Letter to the Editor
In late October, I was engaged in a workshop discussion of social and environmental issues with the Council of Canadians
in Red Deer Alberta. I was impressed with the great interest that was taken by the local population of this relatively
small community, in what some call Red Neck country.
The convention hall was filled to capacity to hear Maude Barlow and a panel of Alberta interest groups speak on Saturday.
Although the general audience was from Alberta, the members had arrived from Newfoundland and British Columbia and every
province in-between. All were required to pay their own accommodation and meals, but this deterred few from attending.
Energy policy, the erosion of health care, genetically modified organisms, trade pacts and many other subjects were
brought forward by the guests and answered by the panel. Following the speeches someone asked, "why do the Scandinavian and
Benelux countries have so much more success in the struggle for social justice and environmental concerns than we in Canada,
and the United States?" Someone explained it away by suggesting that Europeans have a much better awareness of the issues
and that their social conscience is somehow different from ours.
I was not particular happy with the panel response to the question. There were close to 800 people in the room and all
were there because of their social conscience. Most of us were in the gray-haired and bald-headed category -- definitely not
your typical radicals. All of us are having our views excluded from governmental policies. I went back to my hotel determined
to bring it up for general discussion the next day.
After a lively discussion on Sunday we concluded several things:
- That European countries, except for Britain, all have some form of Proportional Representative government.
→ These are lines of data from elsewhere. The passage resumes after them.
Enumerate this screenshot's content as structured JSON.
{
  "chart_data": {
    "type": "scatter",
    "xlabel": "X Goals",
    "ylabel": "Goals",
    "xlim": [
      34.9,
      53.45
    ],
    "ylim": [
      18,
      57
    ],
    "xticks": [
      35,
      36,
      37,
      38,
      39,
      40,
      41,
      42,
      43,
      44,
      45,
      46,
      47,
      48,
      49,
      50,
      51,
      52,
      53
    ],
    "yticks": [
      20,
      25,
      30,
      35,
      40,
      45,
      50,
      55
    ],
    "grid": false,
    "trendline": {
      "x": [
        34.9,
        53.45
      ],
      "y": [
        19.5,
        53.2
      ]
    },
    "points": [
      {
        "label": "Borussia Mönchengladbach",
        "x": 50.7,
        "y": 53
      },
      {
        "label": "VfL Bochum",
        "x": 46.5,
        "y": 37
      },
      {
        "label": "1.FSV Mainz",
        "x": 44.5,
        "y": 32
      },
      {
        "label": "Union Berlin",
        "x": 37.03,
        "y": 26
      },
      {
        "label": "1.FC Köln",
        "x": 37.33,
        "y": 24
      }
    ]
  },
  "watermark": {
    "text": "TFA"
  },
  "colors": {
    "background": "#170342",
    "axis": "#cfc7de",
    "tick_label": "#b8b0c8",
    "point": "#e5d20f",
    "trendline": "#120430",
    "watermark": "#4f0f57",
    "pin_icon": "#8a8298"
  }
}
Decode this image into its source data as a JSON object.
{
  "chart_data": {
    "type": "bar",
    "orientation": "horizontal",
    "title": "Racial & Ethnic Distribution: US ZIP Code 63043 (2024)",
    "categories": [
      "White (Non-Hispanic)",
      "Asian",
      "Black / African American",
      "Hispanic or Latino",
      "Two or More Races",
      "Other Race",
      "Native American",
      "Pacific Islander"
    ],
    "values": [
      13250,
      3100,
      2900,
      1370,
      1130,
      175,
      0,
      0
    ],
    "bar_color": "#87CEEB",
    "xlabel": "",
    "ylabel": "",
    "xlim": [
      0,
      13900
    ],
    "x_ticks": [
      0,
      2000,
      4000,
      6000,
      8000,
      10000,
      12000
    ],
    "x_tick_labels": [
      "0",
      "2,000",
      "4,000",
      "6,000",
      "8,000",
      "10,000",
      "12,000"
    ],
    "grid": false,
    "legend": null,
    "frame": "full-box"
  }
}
- That with Proportional Representative electoral systems, the people always elect some candidates with an agenda for
social and environmental issues.
- That Canada's First Past the Post electoral system by its overly simplistic nature nearly always favours the election
of candidates with a corporate agenda.
- That there is only a handful of countries still hanging on to our type of system - notably Canada, Britain, the USA,
India and a few Caribbean countries.
- That the bombing of the planet into submission over the past 50 years was led by those countries which retain our type
of electoral system.
The audience of members and supporters were taken aback by the implications of these statements as they were later
presented.
The instinct to survive is a strong instinct. We all want to succeed in this global game of monopoly in which we play.
This need for money and the things that it provides presses us to support political parties and to field candidates who will
assist us in reaching these goals and aspirations.
When a person realizes that the electoral system of Canada weeds out the compassionate side of human qualities and leaves
only the aggressive side of our characteristics, it reveals profound ramifications. It reveals that there are many views and
environmental concerns not represented in Parliament.
Corporate power largely controls the government by making its own rules through lobbied concessions and International
Trade Agreements while the power of the people is being eroded to the point where we will never recover a semblance of
control.
John Adams, one of the founding fathers of the USA, is quoted as saying that parliament "should be an exact portrait, in
miniature, of the people at large, as it should think, feel, reason, and act like them."
This sounds like good logic to me. Our destiny should come from our combined efforts and concerns and not from the will
of corporate executives behind boardroom tables.